Uh… quick question, Jim. Does your definition of “safe” include “seduced into a life of unarmed combat against vicious criminals twice one’s size”? No reason. Just curious.
And to probably no one’s surprise, the epilogue’s centerpiece is the official Bat-Signal, the original wonderful toy which of course pops up with no explanation whatsoever. How many taxpayer dollars did you blow on that thing, Commish?***
To make a long story short, this episode is easy enough to be entertained by, but it doesn’t really work as the big-boy season finale and game-changer it so desperately wants to be. Its most entertaining parts distract – if not outright detract – from that goal, and when it tries to focus on its characters and their changing world head-on, its length (or lack thereof) lets it down again and again.
You might’ve noticed that I haven’t really drawn any comparisons with That Other Show or the comics in this review, and I think that may be a direct symptom of the above. This episode is simply so slapdash that not a lot of meaningful parallels exist, and those that do tend to get undercut by contradictions in the script moments later.
So, yeah, it’s a step down from the Season 1 finale, and that makes me one sad vulcanized flower. But surely something convinced WB to greenlight three more seasons, right?
Something besides that.

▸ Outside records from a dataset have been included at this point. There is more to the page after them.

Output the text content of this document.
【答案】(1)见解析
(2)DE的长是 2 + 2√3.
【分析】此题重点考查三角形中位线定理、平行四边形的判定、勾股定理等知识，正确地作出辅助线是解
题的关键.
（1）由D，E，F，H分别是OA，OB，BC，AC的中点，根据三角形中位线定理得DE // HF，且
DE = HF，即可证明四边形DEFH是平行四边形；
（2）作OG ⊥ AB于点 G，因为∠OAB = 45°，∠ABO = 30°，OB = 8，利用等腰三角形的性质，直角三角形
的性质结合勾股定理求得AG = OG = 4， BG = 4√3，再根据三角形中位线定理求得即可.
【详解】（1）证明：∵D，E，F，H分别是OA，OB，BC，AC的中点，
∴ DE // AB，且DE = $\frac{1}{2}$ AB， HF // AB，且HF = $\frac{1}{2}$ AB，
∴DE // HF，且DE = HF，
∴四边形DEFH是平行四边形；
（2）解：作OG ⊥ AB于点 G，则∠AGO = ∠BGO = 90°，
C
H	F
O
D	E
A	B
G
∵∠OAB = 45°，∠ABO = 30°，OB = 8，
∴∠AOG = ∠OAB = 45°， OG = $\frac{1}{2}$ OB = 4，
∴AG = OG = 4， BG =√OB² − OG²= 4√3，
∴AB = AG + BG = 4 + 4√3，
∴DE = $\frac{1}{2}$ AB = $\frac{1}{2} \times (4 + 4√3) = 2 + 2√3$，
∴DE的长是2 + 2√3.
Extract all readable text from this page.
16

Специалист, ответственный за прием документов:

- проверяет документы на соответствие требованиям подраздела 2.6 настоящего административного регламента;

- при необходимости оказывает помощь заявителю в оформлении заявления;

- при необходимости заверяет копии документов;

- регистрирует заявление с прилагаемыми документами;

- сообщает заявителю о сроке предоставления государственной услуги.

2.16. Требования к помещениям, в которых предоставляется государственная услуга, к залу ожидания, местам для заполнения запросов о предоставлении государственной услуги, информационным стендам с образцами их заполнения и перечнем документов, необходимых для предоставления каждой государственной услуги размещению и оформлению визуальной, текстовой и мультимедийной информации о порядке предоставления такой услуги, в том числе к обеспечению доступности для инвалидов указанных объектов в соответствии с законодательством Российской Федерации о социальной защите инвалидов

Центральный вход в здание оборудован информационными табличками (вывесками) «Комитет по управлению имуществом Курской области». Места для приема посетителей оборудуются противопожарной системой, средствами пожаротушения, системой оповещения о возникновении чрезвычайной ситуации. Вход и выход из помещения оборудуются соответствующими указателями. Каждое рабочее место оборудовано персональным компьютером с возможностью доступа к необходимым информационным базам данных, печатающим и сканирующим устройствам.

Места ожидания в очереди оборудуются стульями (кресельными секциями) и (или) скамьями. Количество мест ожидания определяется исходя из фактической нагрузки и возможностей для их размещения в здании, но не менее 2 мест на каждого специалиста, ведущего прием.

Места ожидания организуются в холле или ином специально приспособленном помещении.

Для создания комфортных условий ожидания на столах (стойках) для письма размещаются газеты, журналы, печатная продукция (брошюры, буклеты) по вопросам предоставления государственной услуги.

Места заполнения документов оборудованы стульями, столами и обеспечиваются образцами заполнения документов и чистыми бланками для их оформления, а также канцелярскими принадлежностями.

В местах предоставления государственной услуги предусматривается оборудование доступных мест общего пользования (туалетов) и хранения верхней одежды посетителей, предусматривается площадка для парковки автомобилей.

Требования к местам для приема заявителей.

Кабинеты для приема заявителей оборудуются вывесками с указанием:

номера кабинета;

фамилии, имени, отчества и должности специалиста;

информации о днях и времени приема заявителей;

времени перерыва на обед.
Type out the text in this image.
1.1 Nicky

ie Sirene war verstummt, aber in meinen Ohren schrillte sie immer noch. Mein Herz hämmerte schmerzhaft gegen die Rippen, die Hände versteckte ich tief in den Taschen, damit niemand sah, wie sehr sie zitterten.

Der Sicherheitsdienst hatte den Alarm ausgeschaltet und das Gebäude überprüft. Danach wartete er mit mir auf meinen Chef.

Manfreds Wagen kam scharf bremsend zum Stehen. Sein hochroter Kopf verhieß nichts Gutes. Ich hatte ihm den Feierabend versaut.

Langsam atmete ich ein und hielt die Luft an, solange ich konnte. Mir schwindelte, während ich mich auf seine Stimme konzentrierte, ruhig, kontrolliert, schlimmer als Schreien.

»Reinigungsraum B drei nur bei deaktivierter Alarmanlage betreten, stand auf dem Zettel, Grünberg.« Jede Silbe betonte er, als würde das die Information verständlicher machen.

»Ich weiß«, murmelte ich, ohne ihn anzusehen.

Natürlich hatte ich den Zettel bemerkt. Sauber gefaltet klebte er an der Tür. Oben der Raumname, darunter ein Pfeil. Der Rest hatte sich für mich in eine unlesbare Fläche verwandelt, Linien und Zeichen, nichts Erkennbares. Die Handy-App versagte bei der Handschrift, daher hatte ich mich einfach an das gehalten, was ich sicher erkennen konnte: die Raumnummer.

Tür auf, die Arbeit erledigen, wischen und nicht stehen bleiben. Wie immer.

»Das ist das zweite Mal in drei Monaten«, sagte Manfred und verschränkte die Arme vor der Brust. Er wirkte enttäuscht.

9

PLEASE.
* I suppose you could say the show was counting on viewers to fill in the blanks with Batman Begins, but I hate that kind of loosey-goosey continuity meshing even more.
** Come to think of it, ever notice how these kinds of henchmen never show up in later Riddler appearances?
*** In the comics, at least circa Ed Brubaker’s The Man Who Laughs, the Signal was actually the Mayor’s idea. Nothing says that that isn’t the case here, but that just makes me sad we couldn’t get another Adam West appearance out of this ep.